L’école suit les préceptes Freinet et ici la loi s’applique. Il y a celle de l’école qui tient en trois articles (pas de violences aux biens et aux personnes). Le reste est réglé par les conseils d’élèves dans chaque classe. Mais il y a aussi les astuces des instits pour prévenir les problèmes. …
L’école a installé il y a déjà des années des « ARR » (ateliers de réflexion et réparation) où sont convoqués les élèves qui posent problème. On y suit de près le petit groupe des incorrigibles pour travailler avec eux l’expression des émotions et pour les connaitre. C’est le quartier, la vie misérable qui déborde sur l’école. Et c’est ce travail personnel qui permet de faire fonctionner les classes.

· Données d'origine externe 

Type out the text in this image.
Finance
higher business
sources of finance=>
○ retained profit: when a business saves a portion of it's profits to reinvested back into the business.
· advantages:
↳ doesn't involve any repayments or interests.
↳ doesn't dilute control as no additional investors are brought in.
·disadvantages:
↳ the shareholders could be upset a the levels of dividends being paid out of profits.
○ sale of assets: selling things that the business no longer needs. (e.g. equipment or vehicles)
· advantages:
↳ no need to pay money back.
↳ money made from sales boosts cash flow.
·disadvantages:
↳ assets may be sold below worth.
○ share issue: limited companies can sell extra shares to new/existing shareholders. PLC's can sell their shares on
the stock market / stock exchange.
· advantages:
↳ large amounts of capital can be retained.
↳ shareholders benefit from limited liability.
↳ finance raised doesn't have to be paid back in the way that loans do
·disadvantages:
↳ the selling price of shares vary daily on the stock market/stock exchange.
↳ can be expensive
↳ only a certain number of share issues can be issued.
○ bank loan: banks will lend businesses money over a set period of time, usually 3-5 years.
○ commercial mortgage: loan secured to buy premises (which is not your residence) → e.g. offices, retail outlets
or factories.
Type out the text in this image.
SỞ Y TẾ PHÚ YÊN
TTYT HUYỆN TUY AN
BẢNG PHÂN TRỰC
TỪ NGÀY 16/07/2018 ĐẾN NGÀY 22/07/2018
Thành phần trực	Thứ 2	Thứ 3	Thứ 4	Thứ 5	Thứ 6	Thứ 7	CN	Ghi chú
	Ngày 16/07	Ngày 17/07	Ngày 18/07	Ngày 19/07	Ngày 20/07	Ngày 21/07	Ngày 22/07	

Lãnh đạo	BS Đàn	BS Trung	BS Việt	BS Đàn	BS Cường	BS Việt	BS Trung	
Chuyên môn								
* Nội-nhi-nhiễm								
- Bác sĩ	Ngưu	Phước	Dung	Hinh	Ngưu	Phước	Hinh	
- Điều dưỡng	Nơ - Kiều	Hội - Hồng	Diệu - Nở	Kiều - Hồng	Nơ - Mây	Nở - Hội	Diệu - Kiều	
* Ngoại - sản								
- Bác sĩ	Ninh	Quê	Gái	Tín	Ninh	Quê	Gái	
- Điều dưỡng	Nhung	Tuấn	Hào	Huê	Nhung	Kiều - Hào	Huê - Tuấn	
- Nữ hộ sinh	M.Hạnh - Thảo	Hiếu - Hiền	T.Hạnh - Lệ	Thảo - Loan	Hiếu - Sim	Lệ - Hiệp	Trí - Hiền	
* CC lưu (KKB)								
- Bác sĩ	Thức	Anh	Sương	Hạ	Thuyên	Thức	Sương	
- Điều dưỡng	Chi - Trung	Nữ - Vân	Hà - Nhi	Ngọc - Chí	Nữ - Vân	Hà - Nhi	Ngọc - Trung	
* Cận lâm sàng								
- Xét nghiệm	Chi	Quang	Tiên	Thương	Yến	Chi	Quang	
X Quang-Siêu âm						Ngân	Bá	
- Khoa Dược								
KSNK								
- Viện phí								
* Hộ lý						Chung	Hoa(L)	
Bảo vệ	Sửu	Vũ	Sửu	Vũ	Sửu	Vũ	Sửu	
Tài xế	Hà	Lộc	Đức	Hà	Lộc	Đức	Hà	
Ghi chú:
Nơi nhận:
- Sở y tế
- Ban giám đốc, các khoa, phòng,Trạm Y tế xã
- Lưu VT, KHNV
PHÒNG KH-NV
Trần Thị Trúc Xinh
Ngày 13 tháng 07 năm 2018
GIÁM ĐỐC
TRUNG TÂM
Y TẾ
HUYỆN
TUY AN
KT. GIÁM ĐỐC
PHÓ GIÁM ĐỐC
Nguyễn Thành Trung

L’inquiétude devant les groupes de 12
Guillaume, Valérie et Eric (les prénoms ont été changés NDLR) ont en charge les 3 Cp de l’école, deux CP à 12 et un CP/CM2. Guillaume et Valérie ont déjà 5 ans d’expérience. Eric est T2 (en 2de année d’enseignement).
Valérie et Guillaume sont dubitatifs sur l’intérêt de Cp à 12. « »J’ai eu une année une classe à 14 élèves et ce n’est pas un bon souvenir », dit Valérie. « La classe manquait de dynamisme et les élèves tombaient dans l’assistanat. Sans la maitresse ils ne faisaient rien ». Compte tenu des déménagements dans le quartier, ils craignent de tomber à moins de 10 en fin d ‘année. « De toutes façons être à 12 élèves ne résout pas les problèmes que l’on rencontre qui viennent de situations sur lesquelles on n’a pas eu de formation comme les différences culturelles ».
Justement Guillaume mise sur la formation. « Quand j’étais à l’IUFM on visitait peu de classes. Je manque de référents. Cette année on va avoir des formations (deux journées sont déjà prévues en septembre). Si les élèves progressent ce sera grâce à elles, pas à cause du dédoublement ».
Les enseignants ressentent déjà la pression en faveur de la méthode syllabique. « On nous a demandé quelle méthode on utilise et vaguement recommandé une méthode syllabique », explique un enseignant.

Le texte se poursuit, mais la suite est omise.